North Korea’s nuclear programme is now poised for a major take-off, unless diplomatic negotiations can be put on track. It has about 4 million tonnes of high-grade Uranium deposits and is developing its enrichment programme. It has announced further nuclear tests to develop a miniaturised warhead. It is rapidly extending the range and accuracy of its missiles to reach the US land mass.
It is suspected of collaborating with Iran and supporting the latter’s nuclear and missile programmes. It has massive conventional forces — fifth largest army of 1.2 million, over 4,000 tanks, 1,700 aircraft, and 900 ships, making any military intervention impossible.
Diplomacy is best option
Western efforts are focused on tightening the package of sanctions to cut off North Korea’s access to financial institutions, and strangle its economy, cut off fuel and food supplies and thereby force North Korea to negotiate.

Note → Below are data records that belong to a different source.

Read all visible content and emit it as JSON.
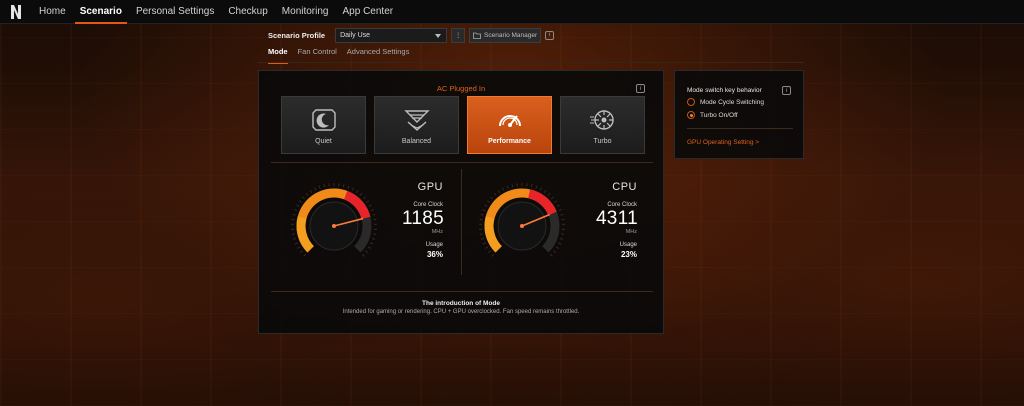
{
  "nav": {
    "items": [
      {
        "label": "Home"
      },
      {
        "label": "Scenario"
      },
      {
        "label": "Personal Settings"
      },
      {
        "label": "Checkup"
      },
      {
        "label": "Monitoring"
      },
      {
        "label": "App Center"
      }
    ],
    "active": "Scenario"
  },
  "profile": {
    "label": "Scenario Profile",
    "selected": "Daily Use",
    "manager_button": "Scenario Manager"
  },
  "subtabs": [
    "Mode",
    "Fan Control",
    "Advanced Settings"
  ],
  "mode_panel": {
    "power_status": "AC Plugged In",
    "modes": [
      {
        "label": "Quiet",
        "icon": "moon-icon"
      },
      {
        "label": "Balanced",
        "icon": "chevrons-icon"
      },
      {
        "label": "Performance",
        "icon": "speedometer-icon"
      },
      {
        "label": "Turbo",
        "icon": "turbine-icon"
      }
    ],
    "active_mode": "Performance"
  },
  "gpu": {
    "title": "GPU",
    "clock_label": "Core Clock",
    "clock_value": "1185",
    "clock_unit": "MHz",
    "usage_label": "Usage",
    "usage_value": "36%",
    "usage_fraction": 0.36
  },
  "cpu": {
    "title": "CPU",
    "clock_label": "Core Clock",
    "clock_value": "4311",
    "clock_unit": "MHz",
    "usage_label": "Usage",
    "usage_value": "23%",
    "usage_fraction": 0.23
  },
  "intro": {
    "title": "The introduction of Mode",
    "text": "Intended for gaming or rendering. CPU + GPU overclocked. Fan speed remains throttled."
  },
  "switch_panel": {
    "title": "Mode switch key behavior",
    "options": [
      {
        "label": "Mode Cycle Switching",
        "checked": false
      },
      {
        "label": "Turbo On/Off",
        "checked": true
      }
    ],
    "link": "GPU Operating Setting >"
  },
  "colors": {
    "accent": "#e05a16",
    "gauge_red": "#e8242a",
    "gauge_orange": "#f08a18"
  }
}
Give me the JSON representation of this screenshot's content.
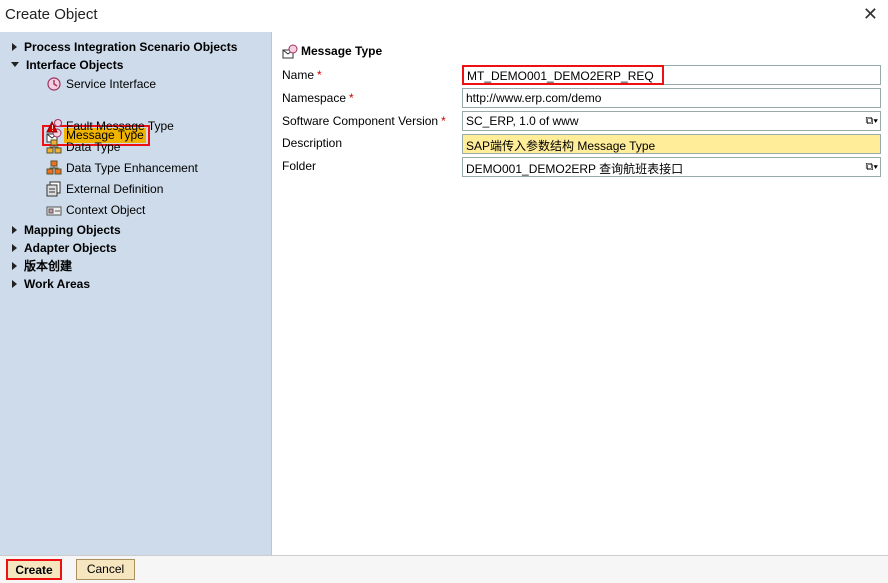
{
  "window": {
    "title": "Create Object",
    "close_glyph": "✕"
  },
  "sidebar": {
    "items": [
      {
        "label": "Process Integration Scenario Objects",
        "type": "category",
        "expanded": false
      },
      {
        "label": "Interface Objects",
        "type": "category",
        "expanded": true
      },
      {
        "label": "Service Interface",
        "type": "child",
        "icon": "service-interface-icon"
      },
      {
        "label": "Message Type",
        "type": "child",
        "icon": "message-type-icon",
        "selected": true
      },
      {
        "label": "Fault Message Type",
        "type": "child",
        "icon": "fault-message-type-icon"
      },
      {
        "label": "Data Type",
        "type": "child",
        "icon": "data-type-icon"
      },
      {
        "label": "Data Type Enhancement",
        "type": "child",
        "icon": "data-type-enhancement-icon"
      },
      {
        "label": "External Definition",
        "type": "child",
        "icon": "external-definition-icon"
      },
      {
        "label": "Context Object",
        "type": "child",
        "icon": "context-object-icon"
      },
      {
        "label": "Mapping Objects",
        "type": "category",
        "expanded": false
      },
      {
        "label": "Adapter Objects",
        "type": "category",
        "expanded": false
      },
      {
        "label": "版本创建",
        "type": "category",
        "expanded": false
      },
      {
        "label": "Work Areas",
        "type": "category",
        "expanded": false
      }
    ]
  },
  "form": {
    "header": "Message Type",
    "name": {
      "label": "Name",
      "required_mark": "*",
      "value": "MT_DEMO001_DEMO2ERP_REQ"
    },
    "namespace": {
      "label": "Namespace",
      "required_mark": "*",
      "value": "http://www.erp.com/demo"
    },
    "swcv": {
      "label": "Software Component Version",
      "required_mark": "*",
      "value": "SC_ERP, 1.0 of www"
    },
    "description": {
      "label": "Description",
      "value": "SAP端传入参数结构 Message Type"
    },
    "folder": {
      "label": "Folder",
      "value": "DEMO001_DEMO2ERP 查询航班表接口"
    }
  },
  "footer": {
    "create_label": "Create",
    "cancel_label": "Cancel"
  },
  "colors": {
    "sidebar_bg": "#cddbea",
    "highlight": "#e11111",
    "selected_bg": "#f0b400",
    "description_bg": "#ffed9a",
    "button_bg": "#f6e6c0"
  }
}
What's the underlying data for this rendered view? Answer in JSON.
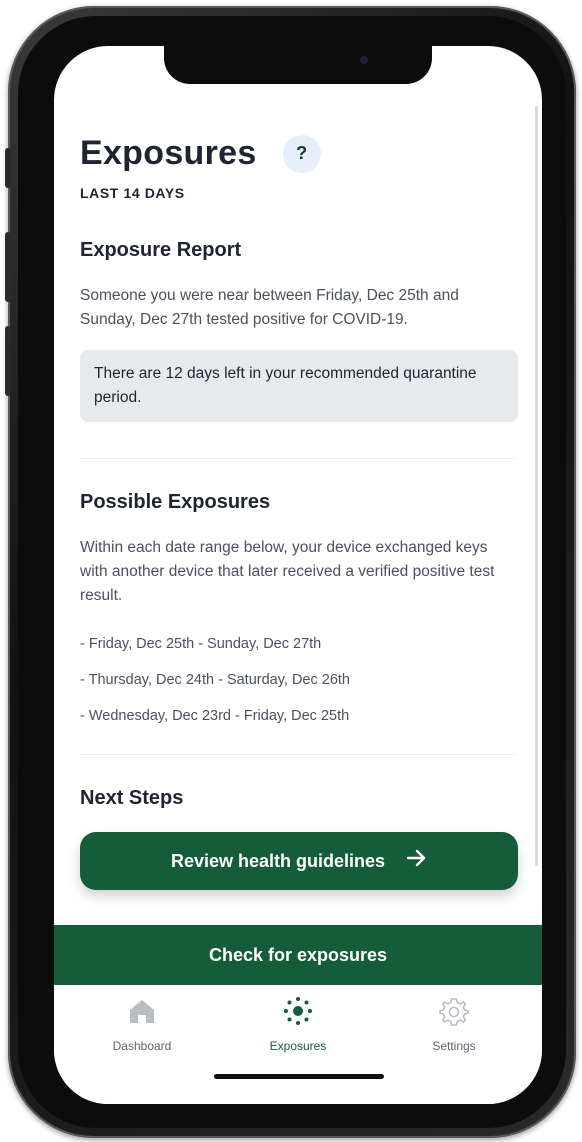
{
  "header": {
    "title": "Exposures",
    "help_label": "?",
    "subtitle": "LAST 14 DAYS"
  },
  "report": {
    "heading": "Exposure Report",
    "text": "Someone you were near between Friday, Dec 25th and Sunday, Dec 27th tested positive for COVID-19.",
    "notice": "There are 12 days left in your recommended quarantine period."
  },
  "possible": {
    "heading": "Possible Exposures",
    "text": "Within each date range below, your device exchanged keys with another device that later received a verified positive test result.",
    "ranges": [
      "- Friday, Dec 25th - Sunday, Dec 27th",
      "- Thursday, Dec 24th - Saturday, Dec 26th",
      "- Wednesday, Dec 23rd - Friday, Dec 25th"
    ]
  },
  "next": {
    "heading": "Next Steps",
    "button_label": "Review health guidelines",
    "button_icon": "arrow-right-icon"
  },
  "check_button_label": "Check for exposures",
  "tabs": [
    {
      "label": "Dashboard",
      "icon": "home-icon",
      "active": false
    },
    {
      "label": "Exposures",
      "icon": "exposure-dots-icon",
      "active": true
    },
    {
      "label": "Settings",
      "icon": "gear-icon",
      "active": false
    }
  ],
  "colors": {
    "primary": "#145c3a",
    "text": "#1d2433",
    "muted": "#4a5060",
    "notice_bg": "#e8e9ed",
    "help_bg": "#e6eefb"
  }
}
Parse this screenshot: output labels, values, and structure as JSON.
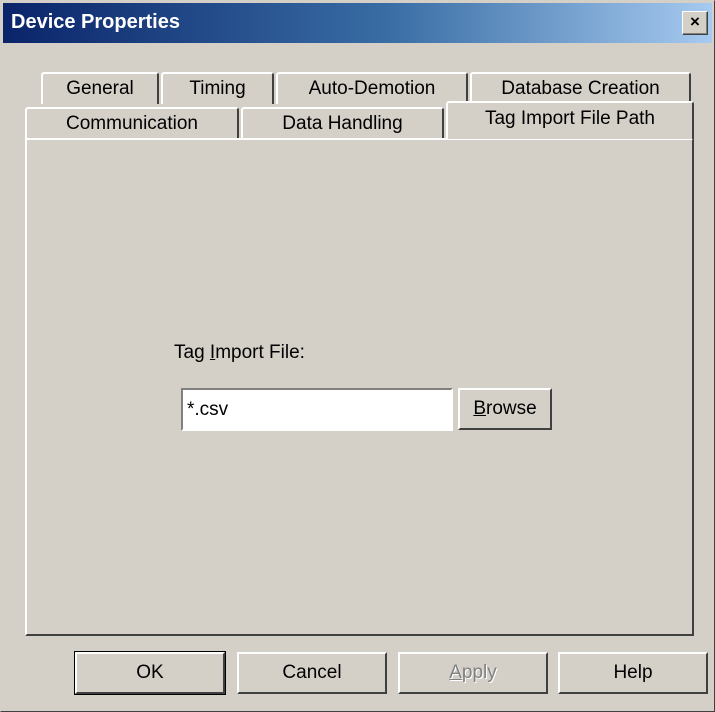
{
  "window": {
    "title": "Device Properties",
    "close_glyph": "×",
    "close_icon": "close-icon"
  },
  "tabs": {
    "row_back": [
      {
        "label": "General"
      },
      {
        "label": "Timing"
      },
      {
        "label": "Auto-Demotion"
      },
      {
        "label": "Database Creation"
      }
    ],
    "row_front": [
      {
        "label": "Communication"
      },
      {
        "label": "Data Handling"
      },
      {
        "label": "Tag Import File Path",
        "active": true
      }
    ]
  },
  "panel": {
    "label_before": "Tag ",
    "label_accel": "I",
    "label_after": "mport File:",
    "input_value": "*.csv",
    "browse_accel": "B",
    "browse_rest": "rowse"
  },
  "footer": {
    "ok_label": "OK",
    "cancel_label": "Cancel",
    "apply_accel": "A",
    "apply_rest": "pply",
    "help_label": "Help"
  }
}
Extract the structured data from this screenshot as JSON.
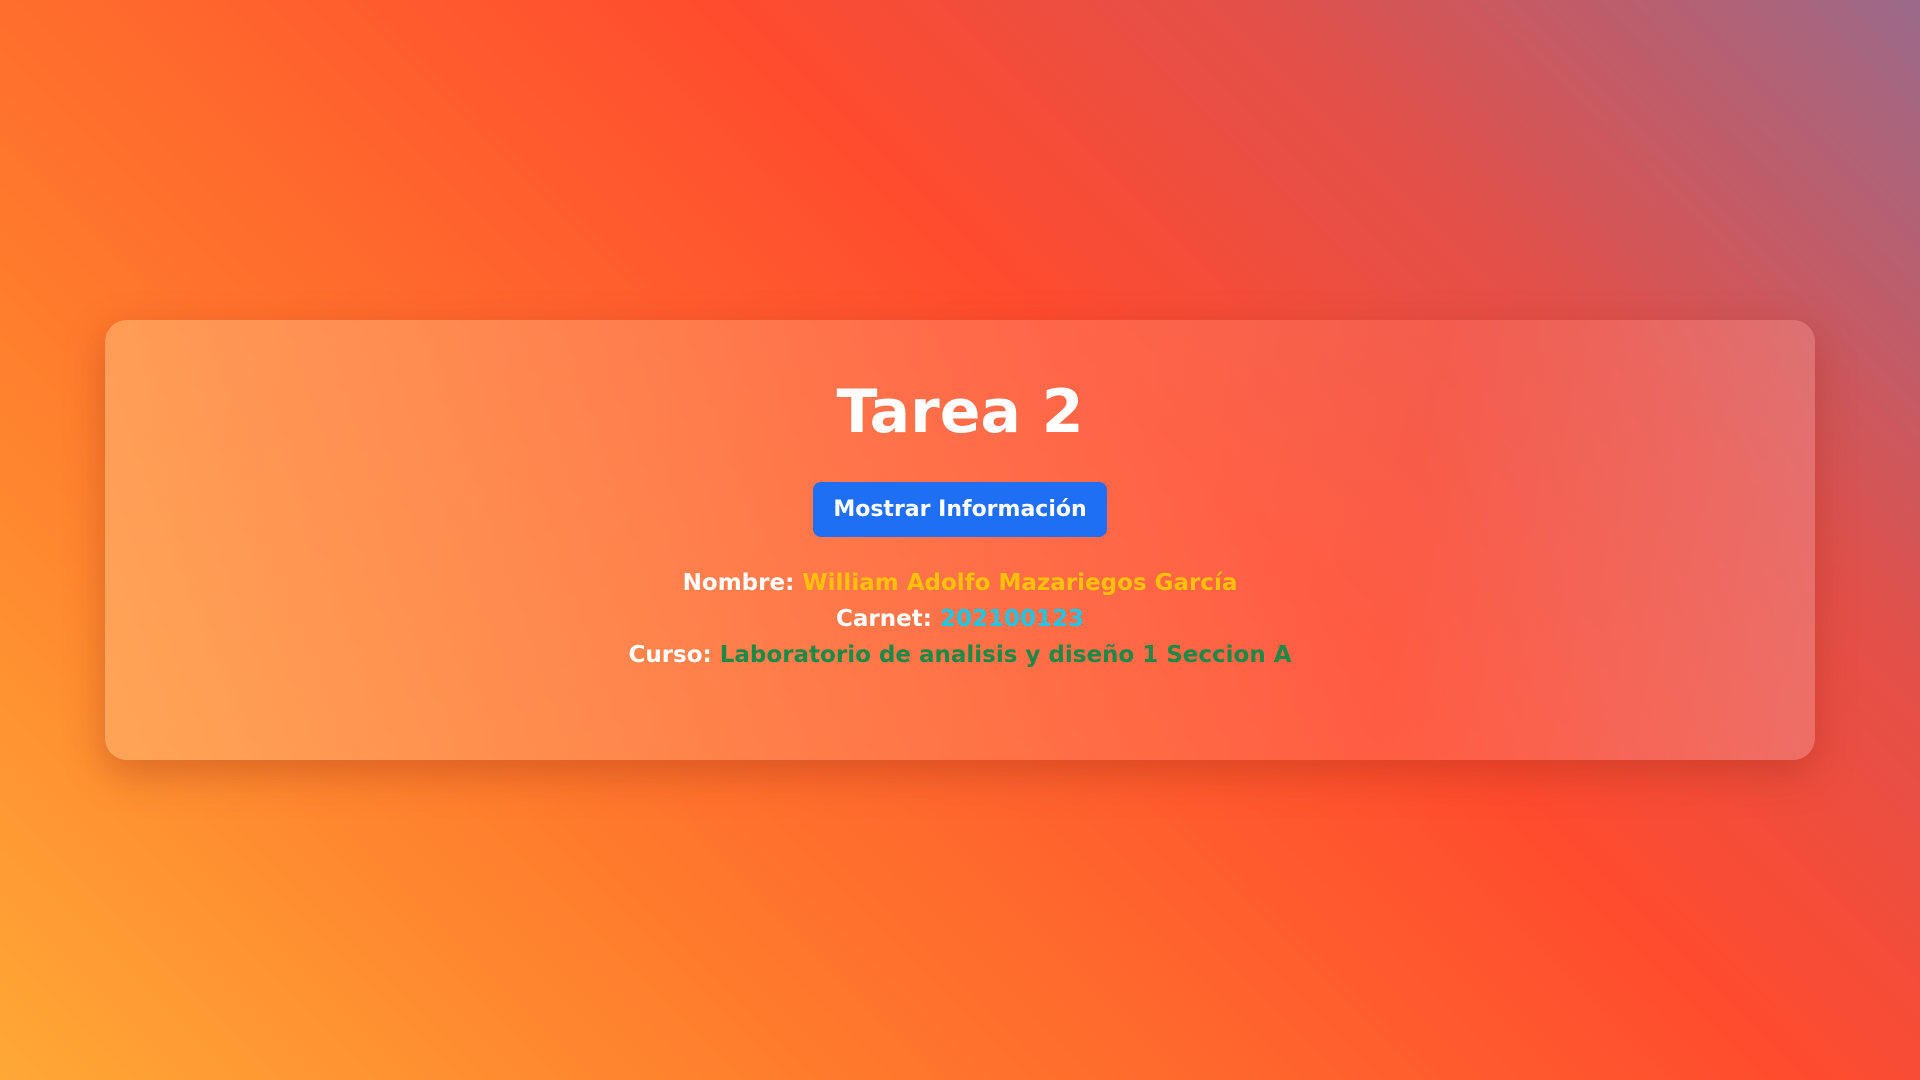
{
  "card": {
    "title": "Tarea 2",
    "button_label": "Mostrar Información"
  },
  "info": {
    "nombre_label": "Nombre:",
    "nombre_value": "William Adolfo Mazariegos García",
    "carnet_label": "Carnet:",
    "carnet_value": "202100123",
    "curso_label": "Curso:",
    "curso_value": "Laboratorio de analisis y diseño 1 Seccion A"
  },
  "colors": {
    "button_bg": "#1f6ff5",
    "nombre_value": "#ffc107",
    "carnet_value": "#20c6e6",
    "curso_value": "#1b8a47"
  }
}
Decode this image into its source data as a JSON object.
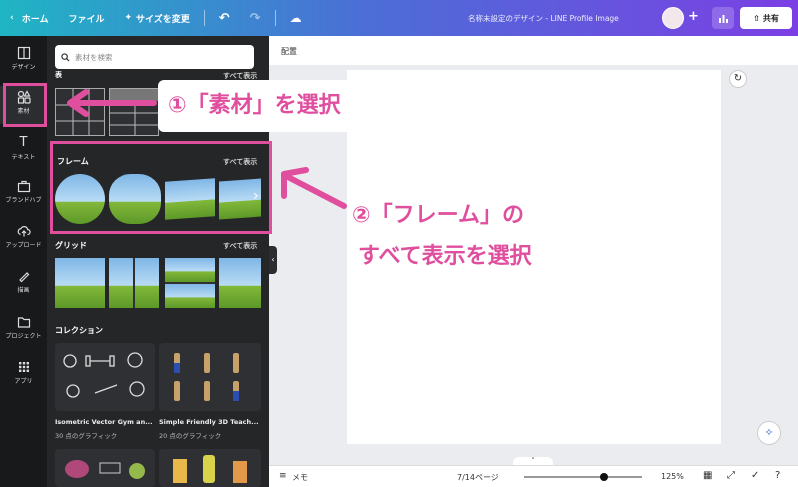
{
  "topbar": {
    "home": "ホーム",
    "file": "ファイル",
    "resize": "サイズを変更",
    "title": "名称未設定のデザイン - LINE Profile Image",
    "share": "共有"
  },
  "rail": {
    "items": [
      {
        "label": "デザイン"
      },
      {
        "label": "素材"
      },
      {
        "label": "テキスト"
      },
      {
        "label": "ブランドハブ"
      },
      {
        "label": "アップロード"
      },
      {
        "label": "描画"
      },
      {
        "label": "プロジェクト"
      },
      {
        "label": "アプリ"
      }
    ]
  },
  "panel": {
    "search_placeholder": "素材を検索",
    "table_section": "表",
    "table_see_all": "すべて表示",
    "frames_title": "フレーム",
    "frames_see_all": "すべて表示",
    "grids_title": "グリッド",
    "grids_see_all": "すべて表示",
    "collections_title": "コレクション",
    "collections": [
      {
        "name": "Isometric Vector Gym an...",
        "count": "30 点のグラフィック"
      },
      {
        "name": "Simple Friendly 3D Teach...",
        "count": "20 点のグラフィック"
      }
    ]
  },
  "main": {
    "top_label": "配置",
    "memo": "メモ",
    "page_indicator": "7/14ページ",
    "zoom": "125%"
  },
  "annotations": {
    "callout1": "①「素材」を選択",
    "callout2_line1": "②「フレーム」の",
    "callout2_line2": "すべて表示を選択"
  },
  "colors": {
    "accent": "#e04e9e",
    "panel_bg": "#252627",
    "rail_bg": "#18191b"
  }
}
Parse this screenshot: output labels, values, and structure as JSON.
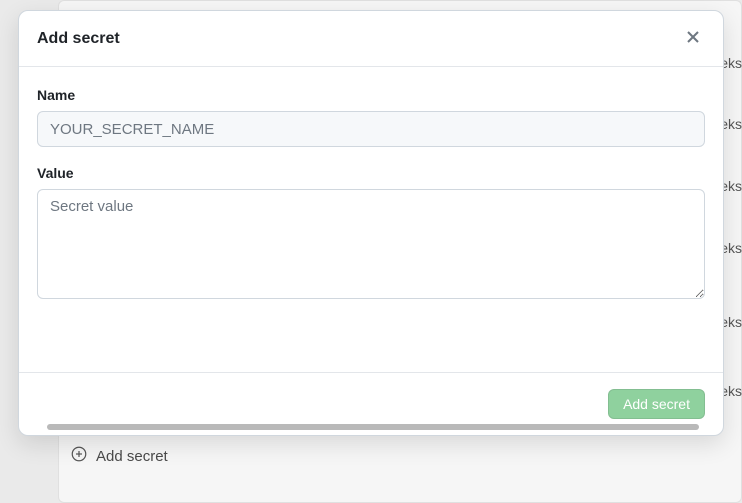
{
  "modal": {
    "title": "Add secret",
    "name_label": "Name",
    "name_placeholder": "YOUR_SECRET_NAME",
    "name_value": "",
    "value_label": "Value",
    "value_placeholder": "Secret value",
    "value_text": "",
    "submit_label": "Add secret"
  },
  "background": {
    "add_secret_label": "Add secret",
    "truncated_time_fragment": "eks"
  }
}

The assessment is that the one-party regime could be de-legitimised and weakened by its inability to meet the economic and development needs of its people.
However, this depends crucially on the sanctions being rigorously implemented by China, which fears a collapse of the regime and influx of refugees.
Partial sanctions would at best be ineffective, while motivating North Korea to draw closer to Iran and further develop its military capability to face “US hostility”.
It seems, therefore, that the diplomatic track is the only way to move towards defusing the growing crisis.
The six-party talks must be started at the earliest, with a view to restoring the key 1994 framework agreement, this time with agreed implementation measures. US-North Korea talks should also be resumed, without preconditions on either side.
In 2012, secret talks between US and North Korean officials were held, in the wake of change in leadership in North Korea. Easing of sanctions on North Korea could be linked to progress in these talks.
If diplomacy fails, the consequences could be severe and costly. North Korea could resume work on two more graphite reactors of 50 MWe and 200 Mwe and increase the supply of Plutonium.
It could further build up its uranium enrichment programme as Iran has done, arguing that it needs to develop nuclear power. It could further refine its arsenal of chemical weapons, and its missile capability.
In this situation, pressures on Japan and South Korea to develop matching programmes would increase. This could raise the potential of maritime and other disputes in the region to flare up into armed conflict. Under sanctions pressures, North Korea could collaborate more closely with Iran.
While the US and EU are putting together tighter sanctions, the importance of resuming the alternative diplomatic track should not be lost sight of. China would certainly welcome and support a diplomatic solution and it should use its influence to bring this about before it is too late.